Create a crisis communications plan for how to talk and engage key stakeholders. Team up with experts who can help you create your crisis communications plan that includes the right set of listening tools, with a proactive approach that gets company and internal teams focused on being ready and adapting to this unprecedented disruption.
Reexamine and overhaul planning calendars for both content marketing and social media. Carefully review all content that you’ve planned and recalibrate your company communications to focus on key stakeholders during this immediate crisis and extend the planning throughout this year and into next year.
Go back to the drawing board to put new programs in place that have longer lead times, such as speaking opportunities and awards programs (6-12 month lead times), video content series, white paper development, meaningful surveys, etc.
Carefully consider whether your news is relevant. Media are still covering funding announcements, but keep in mind that the funding amounts need to be significant. The media are always going to cover required business news such as mergers and acquisitions, bankruptcies, and earnings that are now underway. Major vendors such as Google, Facebook, Apple, Amazon are the exceptions for announcing new products and services. Prominent brands are also successfully currently announcing valuable cause-related donations and initiatives to help address the pandemic. Significant cause-related initiatives are one area that startups and SMBs could take, such as a joint partnership, fundraising or unique donation effort to help frontline workers, people out of a job, or local businesses in need.

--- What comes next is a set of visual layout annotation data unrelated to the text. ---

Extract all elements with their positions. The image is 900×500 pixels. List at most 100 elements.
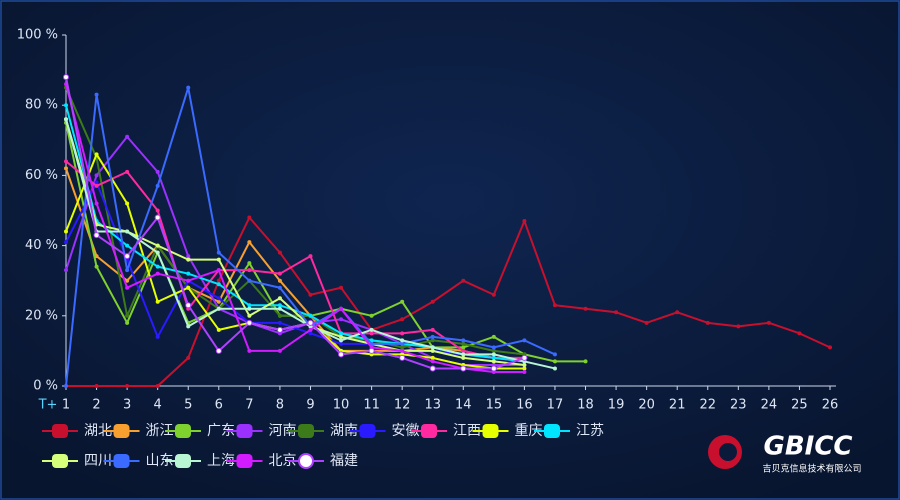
data-point bbox=[461, 338, 466, 343]
data-point bbox=[94, 201, 99, 206]
data-point bbox=[155, 243, 160, 248]
data-point bbox=[552, 366, 557, 371]
logo: GBICC 吉贝克信息技术有限公司 bbox=[708, 432, 862, 475]
data-point bbox=[307, 319, 314, 326]
data-point bbox=[308, 327, 313, 332]
legend-swatch bbox=[236, 454, 253, 468]
x-tick-label: 1 bbox=[62, 398, 70, 413]
data-point bbox=[186, 257, 191, 262]
legend-label: 江苏 bbox=[576, 423, 604, 439]
x-tick-label: 6 bbox=[215, 398, 223, 413]
legend-label: 安徽 bbox=[392, 423, 420, 439]
x-tick-label: 10 bbox=[333, 398, 350, 413]
data-point bbox=[338, 351, 345, 358]
series bbox=[64, 82, 527, 374]
legend-item: 江西 bbox=[411, 423, 481, 439]
x-tick-label: 12 bbox=[394, 398, 411, 413]
series-line bbox=[65, 83, 525, 373]
data-point bbox=[430, 345, 435, 350]
data-point bbox=[216, 278, 221, 283]
data-point bbox=[369, 327, 374, 332]
legend-swatch bbox=[421, 424, 437, 438]
data-point bbox=[63, 74, 69, 81]
data-point bbox=[490, 365, 497, 372]
data-point bbox=[64, 103, 68, 108]
data-point bbox=[125, 134, 130, 139]
x-tick-label: 19 bbox=[608, 398, 625, 413]
series-line bbox=[65, 160, 525, 359]
data-point bbox=[400, 345, 405, 350]
data-point bbox=[247, 306, 252, 311]
data-point bbox=[522, 369, 527, 374]
data-point bbox=[522, 366, 527, 371]
data-point bbox=[430, 359, 435, 364]
legend-item: 广东 bbox=[165, 423, 235, 439]
data-point bbox=[94, 173, 99, 178]
data-point bbox=[430, 355, 435, 360]
x-tick-label: 14 bbox=[455, 398, 472, 413]
data-point bbox=[430, 327, 435, 332]
data-point bbox=[186, 324, 191, 329]
data-point bbox=[277, 285, 282, 290]
data-point bbox=[491, 352, 496, 357]
data-point bbox=[461, 341, 466, 346]
legend-label: 浙江 bbox=[146, 423, 174, 439]
legend-swatch bbox=[544, 424, 560, 438]
x-tick-label: 11 bbox=[363, 398, 380, 413]
x-tick-label: 5 bbox=[184, 398, 192, 413]
legend-swatch bbox=[113, 424, 130, 438]
data-point bbox=[247, 348, 252, 353]
data-point bbox=[94, 183, 99, 188]
data-point bbox=[155, 299, 160, 304]
x-tick-label: 2 bbox=[92, 398, 100, 413]
y-tick-label: 20 % bbox=[25, 308, 58, 323]
data-point bbox=[277, 306, 282, 311]
data-point bbox=[247, 313, 252, 318]
legend-label: 四川 bbox=[84, 453, 112, 469]
data-point bbox=[186, 355, 191, 360]
data-point bbox=[491, 348, 496, 353]
y-tick-label: 100 % bbox=[17, 28, 58, 43]
data-point bbox=[246, 319, 253, 326]
series-line bbox=[65, 76, 525, 370]
legend-item: 四川 bbox=[42, 453, 112, 469]
data-point bbox=[705, 320, 710, 325]
data-point bbox=[339, 306, 344, 311]
data-point bbox=[216, 299, 221, 304]
data-point bbox=[125, 285, 130, 290]
data-point bbox=[644, 320, 649, 325]
data-point bbox=[277, 250, 282, 255]
logo-icon-inner bbox=[719, 443, 737, 461]
data-point bbox=[521, 354, 528, 361]
data-point bbox=[491, 355, 496, 360]
x-tick-label: 7 bbox=[245, 398, 253, 413]
series bbox=[63, 74, 528, 372]
legend-item: 福建 bbox=[288, 453, 358, 469]
legend-label: 湖北 bbox=[84, 423, 112, 439]
data-point bbox=[522, 338, 527, 343]
legend-label: 湖南 bbox=[330, 423, 358, 439]
data-point bbox=[186, 85, 191, 90]
data-point bbox=[277, 296, 282, 301]
legend-label: 广东 bbox=[207, 423, 235, 439]
data-point bbox=[339, 334, 344, 339]
data-point bbox=[400, 348, 405, 353]
x-tick-label: 3 bbox=[123, 398, 131, 413]
data-point bbox=[552, 359, 557, 364]
data-point bbox=[461, 348, 466, 353]
data-point bbox=[369, 313, 374, 318]
data-point bbox=[276, 326, 283, 333]
data-point bbox=[154, 214, 161, 221]
data-point bbox=[430, 348, 435, 353]
series bbox=[64, 215, 832, 388]
legend-swatch bbox=[236, 424, 253, 438]
data-point bbox=[277, 320, 282, 325]
data-point bbox=[277, 271, 282, 276]
x-tick-label: 24 bbox=[761, 398, 778, 413]
x-tick-label: 9 bbox=[306, 398, 314, 413]
data-point bbox=[400, 331, 405, 336]
legend-item: 安徽 bbox=[349, 423, 420, 439]
data-point bbox=[429, 365, 436, 372]
x-tick-label: 23 bbox=[730, 398, 747, 413]
data-point bbox=[125, 313, 130, 318]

Plan and build long-lead initiatives. Focus on developing case studies. Now is the perfect time to get several drafts underway, interviewing customers and writing up draft case studies for review and editing. For fast-moving startups and companies, an analyst campaign now makes a lot of sense. It requires a lot of heavy lifting and the efforts pay off in the longer lead reports they are planning to develop. The reality is that either industry analysts know about you, or you are off their radar and your competitors are engaging with them.